— Ну и парочка! — вздохнул отец. — Крест мой тяжкий…
Николай взглянул на часы.
— А где они сейчас достанут? По указу-то еще не положено.
— Добудут. Тут у них корпорация… Прямо беда! Ну, ладно. После собрания повезу начальство на строительство птичника да по полям, так что до вечера!
— До вечера! Завтра поеду, после обеда.
— Ну, значит, увидимся.
Хотелось спросить еще и про Олега, младшего братишку, но отец торопился, и Николай не стал задерживать его.
ГЛАВА ВТОРАЯ
1
— Томка?! Ты ли это?
— Колян?! Ох ты, бляха-муха! Ну, тебя не узнать!
— Что, сильно изменился?
— Ну! Важный стал и вообще. Городской!
— А ты все такая же, стройная и молодая. На еде экономишь? Или работа нервная?
— А чё нервничать, работаю честно. Служу народу!

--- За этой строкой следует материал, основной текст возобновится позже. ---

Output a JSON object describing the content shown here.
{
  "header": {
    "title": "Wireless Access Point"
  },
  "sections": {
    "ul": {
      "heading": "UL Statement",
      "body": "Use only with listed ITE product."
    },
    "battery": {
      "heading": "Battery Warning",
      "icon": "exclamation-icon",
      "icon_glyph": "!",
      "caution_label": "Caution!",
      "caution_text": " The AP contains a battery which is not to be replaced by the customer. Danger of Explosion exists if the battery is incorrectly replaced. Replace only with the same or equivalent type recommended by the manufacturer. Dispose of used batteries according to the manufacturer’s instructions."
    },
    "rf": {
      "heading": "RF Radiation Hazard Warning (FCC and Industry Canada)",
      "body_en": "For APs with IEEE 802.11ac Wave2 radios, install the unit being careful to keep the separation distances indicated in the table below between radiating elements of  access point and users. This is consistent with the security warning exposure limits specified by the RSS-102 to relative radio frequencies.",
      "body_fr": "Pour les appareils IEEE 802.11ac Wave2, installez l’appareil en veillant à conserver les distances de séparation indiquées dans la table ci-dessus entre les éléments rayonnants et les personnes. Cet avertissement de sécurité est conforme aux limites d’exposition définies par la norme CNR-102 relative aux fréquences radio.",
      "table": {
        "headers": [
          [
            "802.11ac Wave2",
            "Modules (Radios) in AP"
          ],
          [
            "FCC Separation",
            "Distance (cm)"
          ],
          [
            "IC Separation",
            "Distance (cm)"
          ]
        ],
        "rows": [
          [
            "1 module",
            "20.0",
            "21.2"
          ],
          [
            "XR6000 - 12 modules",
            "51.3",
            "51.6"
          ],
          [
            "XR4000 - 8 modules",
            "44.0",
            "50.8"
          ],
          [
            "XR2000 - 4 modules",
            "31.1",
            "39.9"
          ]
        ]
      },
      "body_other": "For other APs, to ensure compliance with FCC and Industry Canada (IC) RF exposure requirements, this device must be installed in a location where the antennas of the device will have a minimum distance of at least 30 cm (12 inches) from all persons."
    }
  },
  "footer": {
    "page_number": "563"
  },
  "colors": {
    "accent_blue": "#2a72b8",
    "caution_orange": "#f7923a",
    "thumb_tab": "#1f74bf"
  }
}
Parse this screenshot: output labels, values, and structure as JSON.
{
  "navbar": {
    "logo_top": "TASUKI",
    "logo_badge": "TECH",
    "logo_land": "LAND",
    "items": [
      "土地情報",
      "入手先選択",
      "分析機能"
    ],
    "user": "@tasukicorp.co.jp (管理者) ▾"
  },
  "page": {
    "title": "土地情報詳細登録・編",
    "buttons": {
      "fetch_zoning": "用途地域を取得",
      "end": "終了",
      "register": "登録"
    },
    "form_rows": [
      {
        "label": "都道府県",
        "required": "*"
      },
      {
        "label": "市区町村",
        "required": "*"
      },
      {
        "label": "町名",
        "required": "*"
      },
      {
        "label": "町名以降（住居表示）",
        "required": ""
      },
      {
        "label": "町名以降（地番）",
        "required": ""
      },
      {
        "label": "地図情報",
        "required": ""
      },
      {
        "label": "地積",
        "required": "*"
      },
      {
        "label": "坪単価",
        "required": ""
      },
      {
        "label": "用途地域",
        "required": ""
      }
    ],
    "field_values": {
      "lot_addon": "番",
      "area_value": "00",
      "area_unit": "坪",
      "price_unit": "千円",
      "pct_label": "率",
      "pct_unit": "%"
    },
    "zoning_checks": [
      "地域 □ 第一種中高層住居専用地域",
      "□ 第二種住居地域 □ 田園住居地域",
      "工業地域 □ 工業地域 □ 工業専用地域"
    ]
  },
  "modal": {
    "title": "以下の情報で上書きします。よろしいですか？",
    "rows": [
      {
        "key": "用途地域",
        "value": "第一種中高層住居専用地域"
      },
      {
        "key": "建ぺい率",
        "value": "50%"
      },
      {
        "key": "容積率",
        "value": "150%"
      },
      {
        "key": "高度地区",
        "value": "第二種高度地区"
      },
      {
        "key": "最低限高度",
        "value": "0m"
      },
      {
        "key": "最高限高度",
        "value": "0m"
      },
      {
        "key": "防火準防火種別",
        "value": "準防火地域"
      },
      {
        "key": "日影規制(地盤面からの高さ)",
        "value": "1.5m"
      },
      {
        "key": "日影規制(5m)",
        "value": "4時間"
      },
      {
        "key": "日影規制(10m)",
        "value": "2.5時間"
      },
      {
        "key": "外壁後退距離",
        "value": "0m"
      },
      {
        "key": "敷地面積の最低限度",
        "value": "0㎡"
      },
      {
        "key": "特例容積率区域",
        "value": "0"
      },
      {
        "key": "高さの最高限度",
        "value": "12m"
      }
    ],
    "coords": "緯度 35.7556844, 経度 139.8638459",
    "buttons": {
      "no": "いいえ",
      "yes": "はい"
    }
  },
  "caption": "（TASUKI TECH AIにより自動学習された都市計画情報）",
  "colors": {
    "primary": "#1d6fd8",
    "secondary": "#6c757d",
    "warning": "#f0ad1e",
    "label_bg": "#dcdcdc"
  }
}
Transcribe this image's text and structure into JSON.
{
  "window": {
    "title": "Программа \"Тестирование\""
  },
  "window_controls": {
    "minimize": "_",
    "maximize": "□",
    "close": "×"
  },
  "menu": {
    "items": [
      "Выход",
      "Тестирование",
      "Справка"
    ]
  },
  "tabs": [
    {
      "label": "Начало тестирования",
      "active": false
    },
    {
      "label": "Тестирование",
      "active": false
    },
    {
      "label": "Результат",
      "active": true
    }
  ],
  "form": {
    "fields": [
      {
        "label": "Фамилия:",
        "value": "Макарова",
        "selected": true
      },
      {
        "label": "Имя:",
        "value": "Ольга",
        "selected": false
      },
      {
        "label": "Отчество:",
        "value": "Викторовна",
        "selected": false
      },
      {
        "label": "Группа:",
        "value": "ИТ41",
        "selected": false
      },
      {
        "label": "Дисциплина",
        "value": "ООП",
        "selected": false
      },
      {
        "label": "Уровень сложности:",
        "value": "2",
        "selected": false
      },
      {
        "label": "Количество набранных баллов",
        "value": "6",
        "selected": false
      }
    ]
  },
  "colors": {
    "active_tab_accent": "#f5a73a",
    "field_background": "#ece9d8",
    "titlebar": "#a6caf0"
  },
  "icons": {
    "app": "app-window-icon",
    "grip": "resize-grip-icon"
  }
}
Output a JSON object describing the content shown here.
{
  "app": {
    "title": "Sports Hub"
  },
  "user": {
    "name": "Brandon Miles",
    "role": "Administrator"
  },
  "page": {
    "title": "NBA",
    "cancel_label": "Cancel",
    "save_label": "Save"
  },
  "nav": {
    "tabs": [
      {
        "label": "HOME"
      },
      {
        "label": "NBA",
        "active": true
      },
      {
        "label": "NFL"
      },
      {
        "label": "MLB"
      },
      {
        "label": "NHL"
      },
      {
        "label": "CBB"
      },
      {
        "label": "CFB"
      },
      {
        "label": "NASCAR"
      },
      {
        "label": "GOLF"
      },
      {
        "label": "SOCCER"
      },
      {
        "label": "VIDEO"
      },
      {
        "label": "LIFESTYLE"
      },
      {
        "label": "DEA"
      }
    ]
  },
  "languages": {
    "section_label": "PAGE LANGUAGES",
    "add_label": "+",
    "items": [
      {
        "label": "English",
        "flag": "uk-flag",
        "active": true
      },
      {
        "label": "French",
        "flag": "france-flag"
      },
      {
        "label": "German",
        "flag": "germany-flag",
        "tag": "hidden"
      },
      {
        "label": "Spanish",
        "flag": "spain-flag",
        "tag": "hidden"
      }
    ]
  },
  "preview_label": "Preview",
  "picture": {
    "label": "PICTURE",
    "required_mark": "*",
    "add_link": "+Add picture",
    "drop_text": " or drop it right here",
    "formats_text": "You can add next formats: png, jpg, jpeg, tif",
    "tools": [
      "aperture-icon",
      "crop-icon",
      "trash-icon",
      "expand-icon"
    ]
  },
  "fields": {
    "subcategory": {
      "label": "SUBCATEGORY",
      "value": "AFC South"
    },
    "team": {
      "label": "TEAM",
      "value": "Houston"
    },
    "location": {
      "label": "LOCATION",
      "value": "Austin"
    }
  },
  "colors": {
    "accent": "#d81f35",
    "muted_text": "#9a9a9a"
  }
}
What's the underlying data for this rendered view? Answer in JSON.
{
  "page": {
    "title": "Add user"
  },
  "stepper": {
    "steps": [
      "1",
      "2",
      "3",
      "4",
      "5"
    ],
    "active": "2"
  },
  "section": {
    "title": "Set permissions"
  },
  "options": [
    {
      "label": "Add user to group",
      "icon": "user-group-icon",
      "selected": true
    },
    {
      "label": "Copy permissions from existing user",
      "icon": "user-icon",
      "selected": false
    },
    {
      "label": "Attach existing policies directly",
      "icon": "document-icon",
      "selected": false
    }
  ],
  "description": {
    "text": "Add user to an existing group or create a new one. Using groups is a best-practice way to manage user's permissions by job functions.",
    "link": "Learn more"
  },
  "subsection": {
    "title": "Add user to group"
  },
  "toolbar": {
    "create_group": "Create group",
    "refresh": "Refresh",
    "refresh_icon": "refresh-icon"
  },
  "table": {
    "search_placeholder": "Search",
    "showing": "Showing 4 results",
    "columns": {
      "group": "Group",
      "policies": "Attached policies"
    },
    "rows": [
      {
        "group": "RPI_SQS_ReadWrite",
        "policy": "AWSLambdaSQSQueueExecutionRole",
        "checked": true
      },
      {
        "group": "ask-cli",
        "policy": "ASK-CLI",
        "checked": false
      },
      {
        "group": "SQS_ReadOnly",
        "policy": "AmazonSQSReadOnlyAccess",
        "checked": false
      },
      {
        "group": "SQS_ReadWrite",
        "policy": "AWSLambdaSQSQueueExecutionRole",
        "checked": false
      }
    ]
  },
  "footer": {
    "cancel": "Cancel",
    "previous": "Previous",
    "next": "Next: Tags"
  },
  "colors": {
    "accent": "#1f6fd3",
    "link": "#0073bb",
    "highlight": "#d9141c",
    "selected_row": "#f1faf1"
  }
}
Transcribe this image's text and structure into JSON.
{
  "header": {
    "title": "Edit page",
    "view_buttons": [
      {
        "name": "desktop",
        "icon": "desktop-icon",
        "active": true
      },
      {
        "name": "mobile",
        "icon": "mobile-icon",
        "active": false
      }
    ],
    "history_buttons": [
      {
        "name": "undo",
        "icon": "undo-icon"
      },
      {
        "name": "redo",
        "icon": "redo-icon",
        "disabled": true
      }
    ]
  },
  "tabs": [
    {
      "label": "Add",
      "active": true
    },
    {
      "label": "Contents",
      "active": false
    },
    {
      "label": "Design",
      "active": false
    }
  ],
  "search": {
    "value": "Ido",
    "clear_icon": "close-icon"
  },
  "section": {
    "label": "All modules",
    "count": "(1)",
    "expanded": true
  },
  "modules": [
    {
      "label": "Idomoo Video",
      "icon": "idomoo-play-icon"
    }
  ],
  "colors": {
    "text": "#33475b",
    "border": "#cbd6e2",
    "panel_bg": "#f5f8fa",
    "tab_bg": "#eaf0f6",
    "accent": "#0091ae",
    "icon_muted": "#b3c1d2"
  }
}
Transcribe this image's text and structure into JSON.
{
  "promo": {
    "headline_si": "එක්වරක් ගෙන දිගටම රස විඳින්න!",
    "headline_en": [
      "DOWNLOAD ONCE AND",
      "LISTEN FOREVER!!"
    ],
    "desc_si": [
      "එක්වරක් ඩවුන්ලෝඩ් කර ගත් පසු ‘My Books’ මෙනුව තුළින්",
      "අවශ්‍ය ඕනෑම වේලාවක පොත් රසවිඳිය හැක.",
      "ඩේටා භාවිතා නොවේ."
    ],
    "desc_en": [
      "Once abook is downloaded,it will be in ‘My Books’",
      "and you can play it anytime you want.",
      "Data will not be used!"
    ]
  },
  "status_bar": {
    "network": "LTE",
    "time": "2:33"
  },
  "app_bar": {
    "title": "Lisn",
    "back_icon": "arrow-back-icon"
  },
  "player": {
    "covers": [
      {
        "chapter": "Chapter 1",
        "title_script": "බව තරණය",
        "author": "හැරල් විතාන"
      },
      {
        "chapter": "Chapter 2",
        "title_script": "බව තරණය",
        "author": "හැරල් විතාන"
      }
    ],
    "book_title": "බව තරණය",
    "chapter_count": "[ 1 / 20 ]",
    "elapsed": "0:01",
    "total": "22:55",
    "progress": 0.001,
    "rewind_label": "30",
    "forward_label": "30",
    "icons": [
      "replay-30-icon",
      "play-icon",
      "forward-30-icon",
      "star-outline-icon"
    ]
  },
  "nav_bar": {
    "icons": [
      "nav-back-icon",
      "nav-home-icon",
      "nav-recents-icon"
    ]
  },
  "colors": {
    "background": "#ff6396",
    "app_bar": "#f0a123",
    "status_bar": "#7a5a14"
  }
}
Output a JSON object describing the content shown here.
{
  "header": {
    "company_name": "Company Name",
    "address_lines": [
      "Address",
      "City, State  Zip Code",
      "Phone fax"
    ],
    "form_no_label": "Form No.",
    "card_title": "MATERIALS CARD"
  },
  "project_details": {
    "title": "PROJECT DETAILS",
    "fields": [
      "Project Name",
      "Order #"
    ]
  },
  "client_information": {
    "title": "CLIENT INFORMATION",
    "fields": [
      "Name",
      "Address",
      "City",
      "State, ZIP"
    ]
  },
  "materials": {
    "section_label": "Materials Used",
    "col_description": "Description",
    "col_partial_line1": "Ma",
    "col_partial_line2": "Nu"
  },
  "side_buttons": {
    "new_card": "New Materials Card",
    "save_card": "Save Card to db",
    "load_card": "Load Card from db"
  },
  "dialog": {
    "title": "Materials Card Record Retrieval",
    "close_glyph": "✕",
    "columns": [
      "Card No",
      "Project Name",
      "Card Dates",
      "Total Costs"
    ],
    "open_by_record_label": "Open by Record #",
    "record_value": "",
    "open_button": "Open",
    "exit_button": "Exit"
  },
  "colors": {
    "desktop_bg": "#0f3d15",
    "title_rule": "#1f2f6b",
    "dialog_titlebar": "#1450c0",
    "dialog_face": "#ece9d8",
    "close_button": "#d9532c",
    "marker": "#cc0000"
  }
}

— И себе… да? Ну, признавайся, есть мало-мало?
— Ох ты какой, так прямо и выложила все секреты. Лучше про себя скажи. Кое-что доходит до нашей глубинки, но все слухи, слухи… Это не твоя машина возле дома стоит?
— Моя.
— Ох ты! Ну, Колян, это уже уровень! И куртка на тебе — попе! Японская? Ага, «Ойва». Где брал?
— Там больше нет. А что? Надо?
— Не откажусь.
— Тебе? Или милому дружку?
— Фу! Дружков еще баловать — себе! Ну как, сговоримся? Ты себе еще добудешь. А, Коля?
— Нет, Томчик, не подторговываю, пока хватает.
— А может, продашь по дружбе?
— Нет, сам люблю форс.
— Да-а, тебе идет. Вообще ты молодец, выгребся из этой дыры. А мы — цветем и пахнем…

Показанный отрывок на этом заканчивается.